16.4 ms ± 2.19 ms per loop (mean ± std. dev. of 7 runs, 10 loops each)


In [28]:
# Run once to trigger JIT compilation
loss_grad = jax.jit(jax.grad(loss))
loss_function(params, x, y)
%timeit loss_grad(params, x, y)

445 µs ± 54.7 µs per loop (mean ± std. dev. of 7 runs, 1000 loops each)


oh shit thats a big speedup

In [30]:
# retrain:

params = initial_params()

for n in itertools.count():
    x = inputs[onp.random.choice(inputs.shape[0])]
    y = onp.bitwise_xor(*x)
    grads = loss_grad(params, x, y)
    params = [param - learning_rate * grad
              for param, grad in zip(params, grads)]
    if not n % 100:
        print('Iteration {}'.format(n))
        if test_all_inputs(inputs, params):
            break

Iteration 0
[0 0] -> 0
[0 1] -> 0
[1 0] -> 0
[1 1] -> 0
Iteration 100
[0 0] -> 0
[0 1] -> 1
[1 0] -> 1
[1 1] -> 0


## vectorising

right now our network takes in 1 thing at a time. Thats not good, we want lots. Well, jax can vectorise things really easily

In [32]:
loss_grad = jax.jit(jax.vmap(jax.grad(loss), in_axes=(None, 0, 0), out_axes=0))

in_axes=(None, 0, 0), out_axes=0

this is specifying where to parallelise over.
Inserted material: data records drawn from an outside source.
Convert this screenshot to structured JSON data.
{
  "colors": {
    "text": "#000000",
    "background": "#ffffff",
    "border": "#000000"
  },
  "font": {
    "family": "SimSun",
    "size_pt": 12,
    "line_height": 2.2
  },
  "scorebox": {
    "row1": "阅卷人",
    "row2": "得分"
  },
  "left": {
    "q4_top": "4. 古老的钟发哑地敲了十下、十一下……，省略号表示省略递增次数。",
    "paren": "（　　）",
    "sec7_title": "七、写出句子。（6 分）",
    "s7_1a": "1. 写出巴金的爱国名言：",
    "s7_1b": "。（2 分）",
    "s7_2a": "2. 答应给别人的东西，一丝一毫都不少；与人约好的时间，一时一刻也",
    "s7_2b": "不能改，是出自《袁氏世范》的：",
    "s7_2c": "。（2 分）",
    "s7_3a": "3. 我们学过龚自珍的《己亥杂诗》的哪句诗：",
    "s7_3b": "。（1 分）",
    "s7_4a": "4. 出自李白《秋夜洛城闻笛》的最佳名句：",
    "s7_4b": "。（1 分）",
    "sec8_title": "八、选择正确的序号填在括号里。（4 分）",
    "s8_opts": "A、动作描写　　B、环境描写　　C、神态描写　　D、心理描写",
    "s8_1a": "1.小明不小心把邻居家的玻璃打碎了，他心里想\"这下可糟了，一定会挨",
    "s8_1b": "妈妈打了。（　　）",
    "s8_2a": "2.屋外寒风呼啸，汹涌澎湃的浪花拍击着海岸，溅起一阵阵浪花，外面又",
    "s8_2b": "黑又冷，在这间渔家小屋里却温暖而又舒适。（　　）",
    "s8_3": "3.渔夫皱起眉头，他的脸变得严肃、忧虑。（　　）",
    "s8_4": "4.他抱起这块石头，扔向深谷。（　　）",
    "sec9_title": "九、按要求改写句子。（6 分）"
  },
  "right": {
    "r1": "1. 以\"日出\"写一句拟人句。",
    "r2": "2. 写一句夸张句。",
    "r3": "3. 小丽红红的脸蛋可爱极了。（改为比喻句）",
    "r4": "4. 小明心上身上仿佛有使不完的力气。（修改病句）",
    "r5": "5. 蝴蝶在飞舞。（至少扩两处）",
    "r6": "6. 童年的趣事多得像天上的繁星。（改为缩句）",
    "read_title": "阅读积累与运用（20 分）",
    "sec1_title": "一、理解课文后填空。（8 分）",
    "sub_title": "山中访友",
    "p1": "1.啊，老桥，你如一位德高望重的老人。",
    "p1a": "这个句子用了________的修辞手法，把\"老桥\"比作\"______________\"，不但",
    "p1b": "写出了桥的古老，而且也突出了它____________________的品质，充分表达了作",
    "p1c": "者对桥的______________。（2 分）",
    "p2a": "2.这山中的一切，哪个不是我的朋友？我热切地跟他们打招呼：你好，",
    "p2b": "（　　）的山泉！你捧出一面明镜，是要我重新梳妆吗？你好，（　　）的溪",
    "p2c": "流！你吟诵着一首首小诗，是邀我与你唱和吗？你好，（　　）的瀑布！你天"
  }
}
We are not parallelising the first arguements (which for us in params), but we are doing it over the 0th dimension of the 2nd and 3rd (x and y)

out_axis talks about the functions output, we are saying to parallelise over the loss gradients (the sole output)

In [35]:
params = initial_params()

batch_size = 100

for n in itertools.count():
    # Generate a batch of inputs
    # see, we are now using an entire batch!
    x = inputs[onp.random.choice(inputs.shape[0], size=batch_size)]
    y = onp.bitwise_xor(x[:, 0], x[:, 1])
    # The call to loss_grad remains the same!
    grads = loss_grad(params, x, y)
    # Note that we now need to average gradients over the batch
    params = [param - learning_rate * np.mean(grad, axis=0)
              for param, grad in zip(params, grads)]
    if not n % 100:
        print('Iteration {}'.format(n))
        if test_all_inputs(inputs, params):
            break

Iteration 0
[0 0] -> 0
[0 1] -> 0
[1 0] -> 1
[1 1] -> 0
Iteration 100
[0 0] -> 0
[0 1] -> 1
[1 0] -> 1
[1 1] -> 0


## conclusions

it seems you get parallelising and jit-ing for "free". However, I'm not sure the use cases over TF or PyTorch - maybe if you want easy control over a gpu or tpu? I would be interested in a speedtest between this and other libraries, but maybe thats not the point, if we arent running on a g/tpu. I wonder how Autograd compares to older versions? Anyway, its got a nice numpy-y interface.